Connection Gem of the Week
Dissolving Reactivity
The thing I value most about intimate partnership is the opportunity it provides for healing and transformation. Most reactivity comes from a wound around intimacy, autonomy, and/or security. An intimate partnership inevitably touches these wounds and reactivity is the symptom. Two partners who are dedicated to transformation and have adequate resources can support each other in dissolving these reactive patterns.
Imagine your partner gets home later than anticipated and it triggers past pain for you. You feel your heart race and anger rise. You want to lash out with an accusation. “Where were you?!” “Who were you with?!” All your experiences of hurt and betrayal rush to the forefront with fear and anger in the lead. It feels like a tidal wave and it’s hard to stop.
Here’s the first thing to know. Don’t try to stop the tidal wave. This only makes things worse. Much better to grab your surf board and ride it. You do that by knowing its effects, naming it, and getting help.

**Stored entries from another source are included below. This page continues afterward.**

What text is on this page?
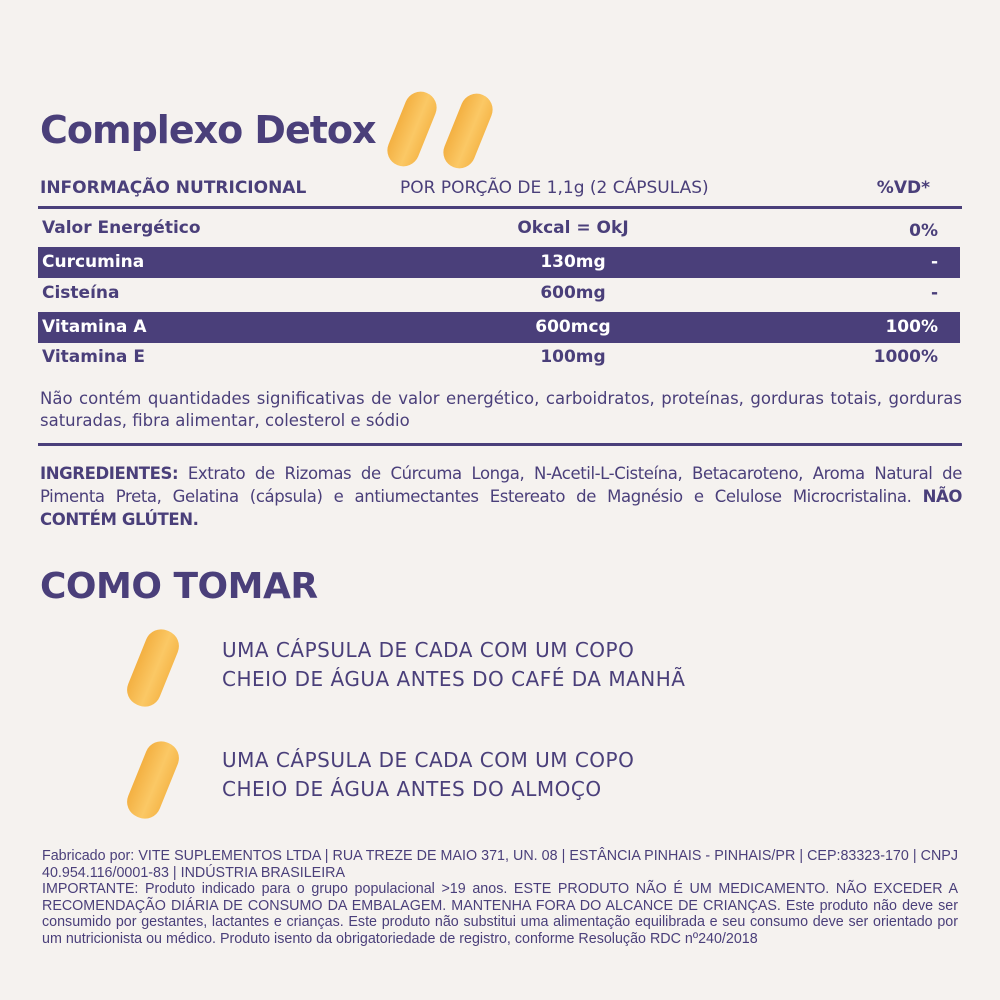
Complexo Detox
INFORMAÇÃO NUTRICIONAL	POR PORÇÃO DE 1,1g (2 CÁPSULAS)	%VD*
Valor Energético	Okcal = OkJ	0%
Curcumina	130mg	-
Cisteína	600mg	-
Vitamina A	600mcg	100%
Vitamina E	100mg	1000%
Não contém quantidades significativas de valor energético, carboidratos, proteínas, gorduras totais, gorduras saturadas, fibra alimentar, colesterol e sódio
INGREDIENTES: Extrato de Rizomas de Cúrcuma Longa, N-Acetil-L-Cisteína, Betacaroteno, Aroma Natural de Pimenta Preta, Gelatina (cápsula) e antiumectantes Estereato de Magnésio e Celulose Microcristalina. NÃO CONTÉM GLÚTEN.
COMO TOMAR
UMA CÁPSULA DE CADA COM UM COPO
CHEIO DE ÁGUA ANTES DO CAFÉ DA MANHÃ
UMA CÁPSULA DE CADA COM UM COPO
CHEIO DE ÁGUA ANTES DO ALMOÇO
Fabricado por: VITE SUPLEMENTOS LTDA | RUA TREZE DE MAIO 371, UN. 08 | ESTÂNCIA PINHAIS - PINHAIS/PR | CEP:83323-170 | CNPJ 40.954.116/0001-83 | INDÚSTRIA BRASILEIRA
IMPORTANTE: Produto indicado para o grupo populacional >19 anos. ESTE PRODUTO NÃO É UM MEDICAMENTO. NÃO EXCEDER A RECOMENDAÇÃO DIÁRIA DE CONSUMO DA EMBALAGEM. MANTENHA FORA DO ALCANCE DE CRIANÇAS. Este produto não deve ser consumido por gestantes, lactantes e crianças. Este produto não substitui uma alimentação equilibrada e seu consumo deve ser orientado por um nutricionista ou médico. Produto isento da obrigatoriedade de registro, conforme Resolução RDC nº240/2018
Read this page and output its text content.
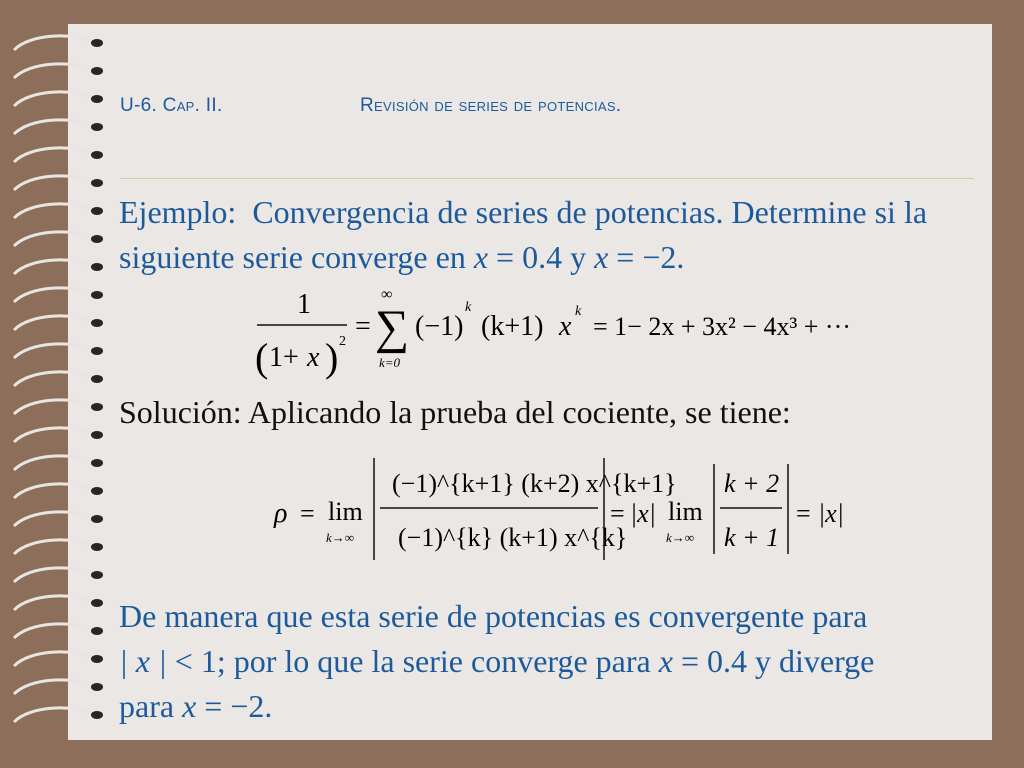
U-6. Cap. II.	Revisión de series de potencias.
Ejemplo: Convergencia de series de potencias. Determine si la siguiente serie converge en x = 0.4 y x = −2.
1
( 1+ x ) 2 =
∞
∑
k=0
(−1)
k
(k+1) x k
= 1− 2x + 3x² − 4x³ + ···
Solución: Aplicando la prueba del cociente, se tiene:
ρ = lim
k→∞
(−1)^{k+1} (k+2) x^{k+1}
(−1)^{k} (k+1) x^{k}
= |x| lim
k→∞
k + 2
k + 1
= |x|
De manera que esta serie de potencias es convergente para
| x | < 1; por lo que la serie converge para x = 0.4 y diverge
para x = −2.
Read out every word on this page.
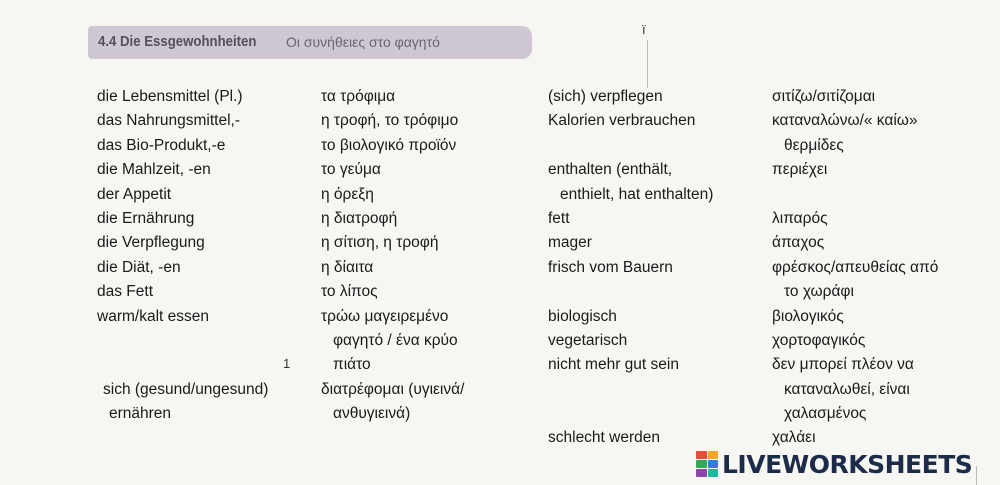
4.4 Die Essgewohnheiten Οι συνήθειες στο φαγητό
ï
1
die Lebensmittel (Pl.)
das Nahrungsmittel,-
das Bio-Produkt,-e
die Mahlzeit, -en
der Appetit
die Ernährung
die Verpflegung
die Diät, -en
das Fett
warm/kalt essen
sich (gesund/ungesund)
ernähren
τα τρόφιμα
η τροφή, το τρόφιμο
το βιολογικό προϊόν
το γεύμα
η όρεξη
η διατροφή
η σίτιση, η τροφή
η δίαιτα
το λίπος
τρώω μαγειρεμένο
φαγητό / ένα κρύο
πιάτο
διατρέφομαι (υγιεινά/
ανθυγιεινά)
(sich) verpflegen
Kalorien verbrauchen
enthalten (enthält,
enthielt, hat enthalten)
fett
mager
frisch vom Bauern
biologisch
vegetarisch
nicht mehr gut sein
schlecht werden
σιτίζω/σιτίζομαι
καταναλώνω/« καίω»
θερμίδες
περιέχει
λιπαρός
άπαχος
φρέσκος/απευθείας από
το χωράφι
βιολογικός
χορτοφαγικός
δεν μπορεί πλέον να
καταναλωθεί, είναι
χαλασμένος
χαλάει
LIVEWORKSHEETS
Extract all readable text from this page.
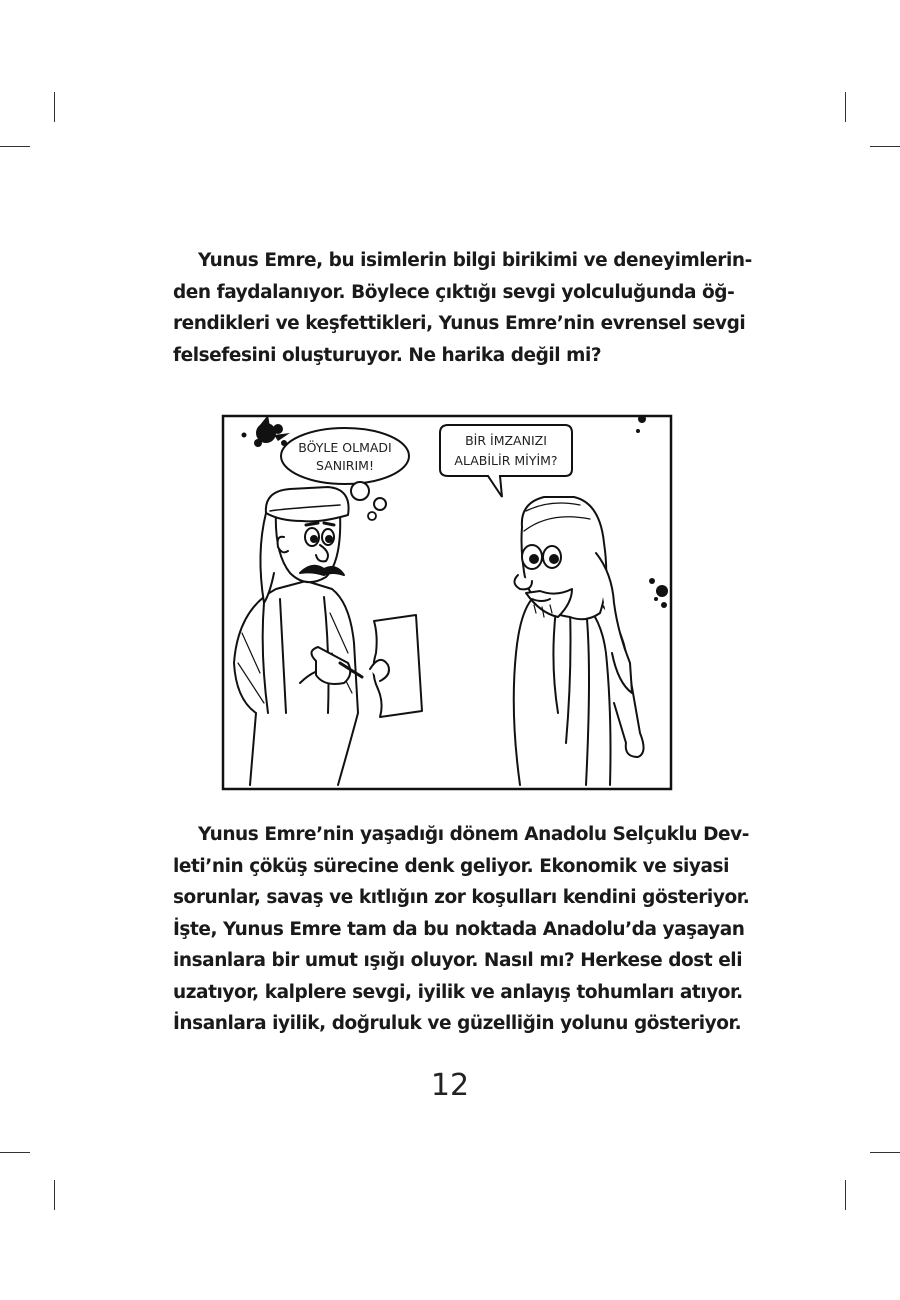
Yunus Emre, bu isimlerin bilgi birikimi ve deneyimlerin-
den faydalanıyor. Böylece çıktığı sevgi yolculuğunda öğ-
rendikleri ve keşfettikleri, Yunus Emre’nin evrensel sevgi
felsefesini oluşturuyor. Ne harika değil mi?
BÖYLE OLMADI
SANIRIM!
BİR İMZANIZI
ALABİLİR MİYİM?
Yunus Emre’nin yaşadığı dönem Anadolu Selçuklu Dev-
leti’nin çöküş sürecine denk geliyor. Ekonomik ve siyasi
sorunlar, savaş ve kıtlığın zor koşulları kendini gösteriyor.
İşte, Yunus Emre tam da bu noktada Anadolu’da yaşayan
insanlara bir umut ışığı oluyor. Nasıl mı? Herkese dost eli
uzatıyor, kalplere sevgi, iyilik ve anlayış tohumları atıyor.
İnsanlara iyilik, doğruluk ve güzelliğin yolunu gösteriyor.
12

Know the Effects of Reactivity
Know the effects of acting from reactivity by taking time to reflect in an intentional way. This means noticing how you feel after expressing reactivity, how it affects your body, energy level, and mind state for the minutes, hours, and days to follow. Track your partner and your relationship in the same way. How long does it take for the two of you to feel close again? What are the effects on your partner? Ask him or her about physical, mental, and emotional effects s/he experiences. Noticing all of this helps you to appreciate the costs of expressing reactivity as well as knowing it more intimately.
Name Reactivity
Being able to name your reactivity both in the moment and when you are not reactive is also important. Naming reactivity might sound like this, “I am so triggered right now! My mistrust stuff is up. Can you sit with me while I take a few breaths?”
Naming your reactions to yourself and your partner when you are not in it is also helpful. Articulating the thoughts, sensations, feelings, and impulses that are a part of that state and how you are working with them makes it easier for you and your partner to stay in a grounded, compassionate, and supportive place around it.
Ask for Help
As you work with your reactivity in this way, you learn what helps you to detach from it and locate in your center. Knowing this you can ask your partner to do or say particular things that might help.
Here are some examples of what I have heard people request their partner do or say when they are reactive:
-Physical touch: hold my hand, stroke my hair, hug me
-Affirmations: Say things like - It’s okay to react. I am here and I want to connect. I’m with you. I love you and I am not leaving. You’re important to me. I’m not mad at you. I want you to be yourself. Etc.
-Empathy: Guess feelings and needs - Yea, you’re feeling really angry. This hit you hard. You want trust (or whatever need is alive). Feeling panicky (or whatever feeling is present)?
-Code words or signs: I have also heard couples come up with code words or signs that identify the reactive state and remind them of their intention to connect.
What is almost never helpful in de-escalating reactivity is:
-Immediately explaining your side of things
-Rationalizing: Trying to explain how there is no reason to react. Or, conversely, if you are the one reacting, trying to explain how you have every reason to react.
-Minimizing: saying it wasn’t a big deal and how others wouldn’t react that way.
-Shaming: saying things to yourself or your partner like, “You’re being oversentive.” “Don’t be such a child.” “Toughen up you’re an adult now.” “You are being ridiculous.”
This week, practice with little reactions like impatience in traffic or irritation at a long line. Use the steps listed above (knowing the effects of reactivity, naming it, and asking for help) to reflect on your reactivity. Remember, practicing with reactivity doesn’t mean you are trying to shut yourself down and will yourself not to react. It’s about being in conscious relationship with it so you are surfing the wave rather than drowning in it.